Being a student again has recalibrated my empathy. When I see a student in my own classes hesitating before sharing an idea, I will no longer think, Just speak up! I will think about my own hesitation and fear as a student, sitting in a critique, wondering if my insight would land or just expose what I didn’t know and make me look foolish. Empathy is contagious, but so is vulnerability. Without vulnerability, there is no courage.
I had forgotten about the joy of new ideas, the kind that come from a beginner’s mind. Learning new concepts with younger, smarter classmates who approach design and strategy problems from wildly different perspectives has reminded me that expertise can be a double-edged sword. It sharpens your skills but can narrow your view. As a perpetual student, I’m rediscovering the thrill of asking “What if?” and “Yes, and…” without immediately calculating the risks.
Speaking of risks, I’ve also reacquainted myself with the fear of failure. It’s not a pleasant feeling, no one likes turning in work they’re not sure about, but it is oddly energizing.
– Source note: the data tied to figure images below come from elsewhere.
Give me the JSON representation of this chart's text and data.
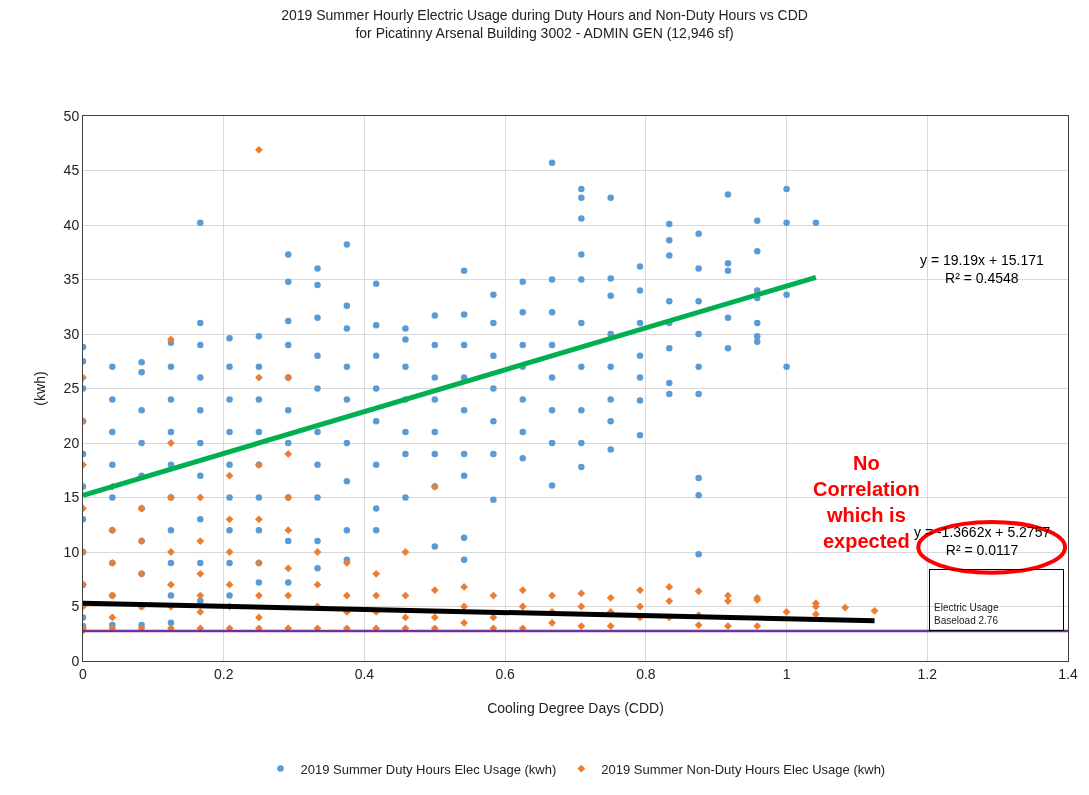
{
  "chart_data": {
    "type": "scatter",
    "title": "2019 Summer Hourly Electric Usage during Duty Hours and Non-Duty Hours vs CDD\nfor Picatinny Arsenal Building 3002 - ADMIN GEN (12,946 sf)",
    "xlabel": "Cooling Degree Days (CDD)",
    "ylabel": "(kwh)",
    "series": [
      {
        "name": "2019 Summer Duty Hours Elec Usage (kwh)",
        "color": "#5b9bd5",
        "marker": "circle",
        "x": [
          0,
          0,
          0,
          0,
          0,
          0,
          0,
          0,
          0,
          0,
          0,
          0.0417,
          0.0417,
          0.0417,
          0.0417,
          0.0417,
          0.0417,
          0.0417,
          0.0417,
          0.0417,
          0.0833,
          0.0833,
          0.0833,
          0.0833,
          0.0833,
          0.0833,
          0.0833,
          0.0833,
          0.0833,
          0.0833,
          0.125,
          0.125,
          0.125,
          0.125,
          0.125,
          0.125,
          0.125,
          0.125,
          0.125,
          0.125,
          0.1667,
          0.1667,
          0.1667,
          0.1667,
          0.1667,
          0.1667,
          0.1667,
          0.1667,
          0.1667,
          0.1667,
          0.2083,
          0.2083,
          0.2083,
          0.2083,
          0.2083,
          0.2083,
          0.2083,
          0.2083,
          0.2083,
          0.25,
          0.25,
          0.25,
          0.25,
          0.25,
          0.25,
          0.25,
          0.25,
          0.25,
          0.2917,
          0.2917,
          0.2917,
          0.2917,
          0.2917,
          0.2917,
          0.2917,
          0.2917,
          0.2917,
          0.2917,
          0.3333,
          0.3333,
          0.3333,
          0.3333,
          0.3333,
          0.3333,
          0.3333,
          0.3333,
          0.3333,
          0.3333,
          0.375,
          0.375,
          0.375,
          0.375,
          0.375,
          0.375,
          0.375,
          0.375,
          0.375,
          0.4167,
          0.4167,
          0.4167,
          0.4167,
          0.4167,
          0.4167,
          0.4167,
          0.4167,
          0.4583,
          0.4583,
          0.4583,
          0.4583,
          0.4583,
          0.4583,
          0.4583,
          0.5,
          0.5,
          0.5,
          0.5,
          0.5,
          0.5,
          0.5,
          0.5,
          0.5417,
          0.5417,
          0.5417,
          0.5417,
          0.5417,
          0.5417,
          0.5417,
          0.5417,
          0.5417,
          0.5833,
          0.5833,
          0.5833,
          0.5833,
          0.5833,
          0.5833,
          0.5833,
          0.625,
          0.625,
          0.625,
          0.625,
          0.625,
          0.625,
          0.625,
          0.6667,
          0.6667,
          0.6667,
          0.6667,
          0.6667,
          0.6667,
          0.6667,
          0.6667,
          0.7083,
          0.7083,
          0.7083,
          0.7083,
          0.7083,
          0.7083,
          0.7083,
          0.7083,
          0.7083,
          0.7083,
          0.75,
          0.75,
          0.75,
          0.75,
          0.75,
          0.75,
          0.75,
          0.75,
          0.7917,
          0.7917,
          0.7917,
          0.7917,
          0.7917,
          0.7917,
          0.7917,
          0.8333,
          0.8333,
          0.8333,
          0.8333,
          0.8333,
          0.8333,
          0.8333,
          0.8333,
          0.875,
          0.875,
          0.875,
          0.875,
          0.875,
          0.875,
          0.875,
          0.875,
          0.875,
          0.9167,
          0.9167,
          0.9167,
          0.9167,
          0.9167,
          0.9583,
          0.9583,
          0.9583,
          0.9583,
          0.9583,
          0.9583,
          0.9583,
          1,
          1,
          1,
          1,
          1.0417
        ],
        "values": [
          28.8,
          27.5,
          25,
          22,
          19,
          16,
          13,
          10,
          7,
          4,
          3.2,
          27,
          24,
          21,
          18,
          15,
          12,
          9,
          6,
          3.3,
          27.4,
          26.5,
          23,
          20,
          17,
          14,
          11,
          8,
          5,
          3.3,
          29.2,
          27,
          24,
          21,
          18,
          15,
          12,
          9,
          6,
          3.5,
          40.2,
          31,
          29,
          26,
          23,
          20,
          17,
          13,
          9,
          5.5,
          29.6,
          27,
          24,
          21,
          18,
          15,
          12,
          9,
          6,
          29.8,
          27,
          24,
          21,
          18,
          15,
          12,
          9,
          7.2,
          37.3,
          34.8,
          31.2,
          29,
          26,
          23,
          20,
          15,
          11,
          7.2,
          36,
          34.5,
          31.5,
          28,
          25,
          21,
          18,
          15,
          11,
          8.5,
          38.2,
          32.6,
          30.5,
          27,
          24,
          20,
          16.5,
          12,
          9.3,
          34.6,
          30.8,
          28,
          25,
          22,
          18,
          14,
          12,
          30.5,
          29.5,
          27,
          24,
          21,
          19,
          15,
          31.7,
          29,
          26,
          24,
          21,
          19,
          16,
          10.5,
          35.8,
          31.8,
          29,
          26,
          23,
          19,
          17,
          11.3,
          9.3,
          33.6,
          31,
          28,
          25,
          22,
          19,
          14.8,
          34.8,
          32,
          29,
          27,
          24,
          21,
          18.6,
          45.7,
          35,
          32,
          29,
          26,
          23,
          20,
          16.1,
          43.3,
          42.5,
          40.6,
          37.3,
          35,
          31,
          27,
          23,
          20,
          17.8,
          42.5,
          35.1,
          33.5,
          30,
          27,
          24,
          22,
          19.4,
          36.2,
          34,
          31,
          28,
          26,
          23.9,
          20.7,
          40.1,
          38.6,
          37.2,
          33,
          31,
          28.7,
          25.5,
          24.5,
          39.2,
          36,
          33,
          30,
          27,
          24.5,
          16.8,
          15.2,
          9.8,
          42.8,
          36.5,
          35.8,
          31.5,
          28.7,
          40.4,
          37.6,
          34,
          33.3,
          31,
          29.8,
          29.3,
          43.3,
          40.2,
          33.6,
          27,
          40.2
        ]
      },
      {
        "name": "2019 Summer Non-Duty Hours Elec Usage (kwh)",
        "color": "#ed7d31",
        "marker": "diamond",
        "x": [
          0,
          0,
          0,
          0,
          0,
          0,
          0,
          0,
          0,
          0.0417,
          0.0417,
          0.0417,
          0.0417,
          0.0417,
          0.0417,
          0.0833,
          0.0833,
          0.0833,
          0.0833,
          0.0833,
          0.125,
          0.125,
          0.125,
          0.125,
          0.125,
          0.125,
          0.125,
          0.1667,
          0.1667,
          0.1667,
          0.1667,
          0.1667,
          0.1667,
          0.2083,
          0.2083,
          0.2083,
          0.2083,
          0.2083,
          0.2083,
          0.25,
          0.25,
          0.25,
          0.25,
          0.25,
          0.25,
          0.25,
          0.25,
          0.2917,
          0.2917,
          0.2917,
          0.2917,
          0.2917,
          0.2917,
          0.2917,
          0.3333,
          0.3333,
          0.3333,
          0.3333,
          0.375,
          0.375,
          0.375,
          0.375,
          0.4167,
          0.4167,
          0.4167,
          0.4167,
          0.4583,
          0.4583,
          0.4583,
          0.4583,
          0.5,
          0.5,
          0.5,
          0.5,
          0.5417,
          0.5417,
          0.5417,
          0.5833,
          0.5833,
          0.5833,
          0.625,
          0.625,
          0.625,
          0.6667,
          0.6667,
          0.6667,
          0.7083,
          0.7083,
          0.7083,
          0.75,
          0.75,
          0.75,
          0.7917,
          0.7917,
          0.7917,
          0.8333,
          0.8333,
          0.8333,
          0.875,
          0.875,
          0.875,
          0.9167,
          0.9167,
          0.9167,
          0.9583,
          0.9583,
          0.9583,
          1,
          1.0417,
          1.0417,
          1.0417,
          1.0833,
          1.125
        ],
        "values": [
          26,
          22,
          18,
          14,
          10,
          7,
          5,
          3,
          2.8,
          16,
          12,
          9,
          6,
          4,
          3,
          14,
          11,
          8,
          5,
          3,
          29.5,
          20,
          15,
          10,
          7,
          5,
          3,
          15,
          11,
          8,
          6,
          4.5,
          3,
          17,
          13,
          10,
          7,
          5,
          3,
          46.9,
          26,
          18,
          13,
          9,
          6,
          4,
          3,
          26,
          19,
          15,
          12,
          8.5,
          6,
          3,
          10,
          7,
          5,
          3,
          9,
          6,
          4.5,
          3,
          8,
          6,
          4.5,
          3,
          10,
          6,
          4,
          3,
          16,
          6.5,
          4,
          3,
          6.8,
          5,
          3.5,
          6,
          4,
          3,
          6.5,
          5,
          3,
          6,
          4.5,
          3.5,
          6.2,
          5,
          3.2,
          5.8,
          4.5,
          3.2,
          6.5,
          5,
          4,
          6.8,
          5.5,
          4,
          6.4,
          4.2,
          3.3,
          6,
          5.5,
          3.2,
          5.8,
          5.6,
          3.2,
          4.5,
          5.3,
          5,
          4.3,
          4.9,
          4.6
        ]
      },
      {
        "type": "line",
        "color": "#00b050",
        "x": [
          0,
          1.0417
        ],
        "values": [
          15.2,
          35.2
        ]
      },
      {
        "type": "line",
        "color": "#000000",
        "x": [
          0,
          1.125
        ],
        "values": [
          5.3,
          3.7
        ]
      }
    ],
    "ref_lines": [
      {
        "axis": "y",
        "value": 2.76,
        "label": "Electric Usage\nBaseload 2.76",
        "color": "#7030a0"
      }
    ],
    "annotations": [
      "y = 19.19x + 15.171\nR² = 0.4548",
      "y = -1.3662x + 5.2757\nR² = 0.0117",
      "No\nCorrelation\nwhich is\nexpected"
    ],
    "xlim": [
      0,
      1.4
    ],
    "xticks": [
      0,
      0.2,
      0.4,
      0.6,
      0.8,
      1,
      1.2,
      1.4
    ],
    "ylim": [
      0,
      50
    ],
    "yticks": [
      0,
      5,
      10,
      15,
      20,
      25,
      30,
      35,
      40,
      45,
      50
    ],
    "grid": true,
    "legend": "bottom"
  }
}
It forced me to push harder, to be braver, to remind myself that creativity thrives in the space where comfort ends. The anxiety of making mistakes is a reminder to normalize failure in the classroom or studio. That’s a lesson I can’t just preach anymore; I have to live it.
Most importantly, going back to school has deepened my belief that teaching is a reciprocal relationship and a reflective practice. Every question from a classmate, every challenge from a professor, every unexpected detour in a project are all shaping me into a better designer and educator because teaching is "knowing-in-practice" (Donald A. Schön,"The Reflective Practitioner", 1983), a form of learning in real time. I’m quicker to admit when I don’t know something. I’m more curious about how people arrive at their solutions. I’m less concerned with having the “right” answer and more interested in the next question.
In branding, we often talk about authenticity, how the strongest brands live the purpose they share with the world. As a teacher (leader, parent, woman, human), I want my students and others in my life to see that learning never stops. Going back to school was my way of practicing what I teach: that learning is a lifelong pursuit. With that chapter complete, I’m heading into my next adventure: expanding my career and creative expression in new ways.